Current Research
Arnold Mitchell (1863-1944)
Exporting Englishness and The Bromsgrove Guild
Arnold Mitchell headed up a successful and diverse late nineteenth-century architectural practice. His work was noted by Muthesius, the German cultural attaché sent to England to investigate the success of British architecture at the turn of the century. The majority of Mitchell's drawings were destroyed after his death; his work has remained undocumented, bar a few biographical entries. Mitchell first established himself in Harrow in the 1890s, where he built his own home, decorated by the Bromsgrove Guild. His practice included both private and board schools, the prestigious University College School in Hampstead, opened in 1907 by Edward V11, the Thomas Cook building (1925) and the Mayfair Hotel (1926) in London's west end, and a concentrated nucleus of domestic housing in Harrow and the home counties. His foreign commissions included a Royal Villa and Golf Pavilion at Ostend for King Leopold 11 Belgium (1903) designs for a chapel for the Krupp family in Berndorf, Austria (1908) designs for a railway terminus in Buenos Aires, stations in Chile and Bolivia (1914) and a building at Pottsdam, Germany c. 1912. It is believed that he also did buildings at the first Aswan Dam and in South Africa. In England he made his name in the country house market designing an Arts and Crafts seaside house (1897) for Siemens, the electricity magnate, on the Hampshire coast. He was particularly proud of the dramatic re-fronting of the Jacobean Tissington Hall in Derbyshire (1902); the library frieze and internal plasterwork were executed by George Bankart of the Bromsgrove Guild. In 1912 Mitchell 'stunned' the profession by winning the Daily Mail Ideal Home competition with his £500 house, and later designed Lotts' building bricks for children, a forerunner of Lego.

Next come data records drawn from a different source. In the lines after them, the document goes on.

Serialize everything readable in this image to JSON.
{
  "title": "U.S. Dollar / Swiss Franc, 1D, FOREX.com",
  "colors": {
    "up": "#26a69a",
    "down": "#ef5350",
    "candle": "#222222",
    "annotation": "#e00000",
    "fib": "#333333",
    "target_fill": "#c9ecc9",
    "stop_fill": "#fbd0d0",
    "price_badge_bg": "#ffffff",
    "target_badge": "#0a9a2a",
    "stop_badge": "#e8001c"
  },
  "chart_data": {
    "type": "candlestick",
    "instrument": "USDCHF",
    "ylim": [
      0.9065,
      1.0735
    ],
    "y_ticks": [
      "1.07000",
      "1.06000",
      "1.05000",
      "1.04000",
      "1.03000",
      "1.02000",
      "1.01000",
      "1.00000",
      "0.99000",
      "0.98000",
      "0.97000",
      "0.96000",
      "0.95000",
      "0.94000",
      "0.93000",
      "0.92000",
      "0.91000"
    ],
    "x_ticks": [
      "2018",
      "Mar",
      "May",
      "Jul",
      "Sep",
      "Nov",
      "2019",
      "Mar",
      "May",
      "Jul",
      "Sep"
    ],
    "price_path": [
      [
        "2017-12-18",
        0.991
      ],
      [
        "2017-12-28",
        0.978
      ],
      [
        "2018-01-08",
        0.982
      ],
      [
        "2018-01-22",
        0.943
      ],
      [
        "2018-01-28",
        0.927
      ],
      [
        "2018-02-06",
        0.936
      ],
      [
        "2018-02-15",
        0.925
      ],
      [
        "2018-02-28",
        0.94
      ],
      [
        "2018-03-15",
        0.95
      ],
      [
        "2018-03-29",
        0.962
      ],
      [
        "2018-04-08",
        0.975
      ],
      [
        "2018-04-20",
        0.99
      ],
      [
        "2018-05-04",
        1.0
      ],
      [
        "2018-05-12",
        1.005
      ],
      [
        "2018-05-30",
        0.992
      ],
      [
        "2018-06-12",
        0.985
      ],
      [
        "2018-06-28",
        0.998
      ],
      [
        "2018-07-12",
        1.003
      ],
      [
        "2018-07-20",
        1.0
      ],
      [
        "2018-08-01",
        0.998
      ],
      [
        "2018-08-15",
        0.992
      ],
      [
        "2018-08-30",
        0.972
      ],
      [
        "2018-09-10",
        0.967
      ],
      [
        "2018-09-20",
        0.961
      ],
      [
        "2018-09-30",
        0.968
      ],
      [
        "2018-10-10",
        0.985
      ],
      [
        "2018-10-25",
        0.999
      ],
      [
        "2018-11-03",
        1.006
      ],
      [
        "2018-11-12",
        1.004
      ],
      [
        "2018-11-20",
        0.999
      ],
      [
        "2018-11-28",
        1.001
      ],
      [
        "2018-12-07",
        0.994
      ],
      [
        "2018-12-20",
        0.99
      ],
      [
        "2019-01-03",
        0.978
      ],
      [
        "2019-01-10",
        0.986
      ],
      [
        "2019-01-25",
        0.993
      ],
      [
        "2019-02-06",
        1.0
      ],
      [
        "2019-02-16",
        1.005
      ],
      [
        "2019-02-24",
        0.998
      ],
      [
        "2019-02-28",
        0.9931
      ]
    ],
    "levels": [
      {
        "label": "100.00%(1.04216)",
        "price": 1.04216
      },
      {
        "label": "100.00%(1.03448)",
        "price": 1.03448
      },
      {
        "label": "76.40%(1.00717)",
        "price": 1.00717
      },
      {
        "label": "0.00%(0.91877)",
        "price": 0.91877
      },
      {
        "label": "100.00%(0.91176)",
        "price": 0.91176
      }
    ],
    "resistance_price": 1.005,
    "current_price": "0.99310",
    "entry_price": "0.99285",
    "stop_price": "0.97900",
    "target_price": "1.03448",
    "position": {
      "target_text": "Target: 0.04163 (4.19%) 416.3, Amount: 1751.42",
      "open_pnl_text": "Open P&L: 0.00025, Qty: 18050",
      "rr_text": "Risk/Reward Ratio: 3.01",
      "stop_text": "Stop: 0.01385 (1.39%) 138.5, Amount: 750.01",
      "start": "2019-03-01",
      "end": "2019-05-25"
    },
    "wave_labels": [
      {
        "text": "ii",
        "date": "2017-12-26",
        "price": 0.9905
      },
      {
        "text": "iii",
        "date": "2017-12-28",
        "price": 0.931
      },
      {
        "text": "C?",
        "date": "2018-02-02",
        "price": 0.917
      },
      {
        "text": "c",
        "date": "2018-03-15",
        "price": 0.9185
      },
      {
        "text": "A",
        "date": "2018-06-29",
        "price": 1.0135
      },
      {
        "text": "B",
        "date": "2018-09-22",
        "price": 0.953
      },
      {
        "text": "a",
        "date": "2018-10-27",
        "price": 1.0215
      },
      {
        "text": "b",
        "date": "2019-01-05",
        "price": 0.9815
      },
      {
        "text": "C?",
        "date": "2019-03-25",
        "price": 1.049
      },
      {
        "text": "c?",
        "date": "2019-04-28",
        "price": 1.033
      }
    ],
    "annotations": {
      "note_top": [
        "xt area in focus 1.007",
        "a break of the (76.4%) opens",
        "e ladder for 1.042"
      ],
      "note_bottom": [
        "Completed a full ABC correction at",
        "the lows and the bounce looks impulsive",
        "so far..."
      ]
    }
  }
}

One of his most beautiful houses was Sundial Cottage (1903) on the Dorset coast in Lyme Regis; an Arts and Crafts 'seaside tower' with a giant ammonite embedded in its front. Despite his adherence to a somewhat formulaic architecture – red brick, tile-hung and gabled – and a tendency at times to over decorate, Mitchell was an individualist, a talented draughtsman with a passion for sundials, rainwater heads, ornate plasterwork, and quirky outbuildings, who sought out the magic of site. It was these attributes, along with his success in the export market, and his versatility and artistry, that set him apart from other architects of his period.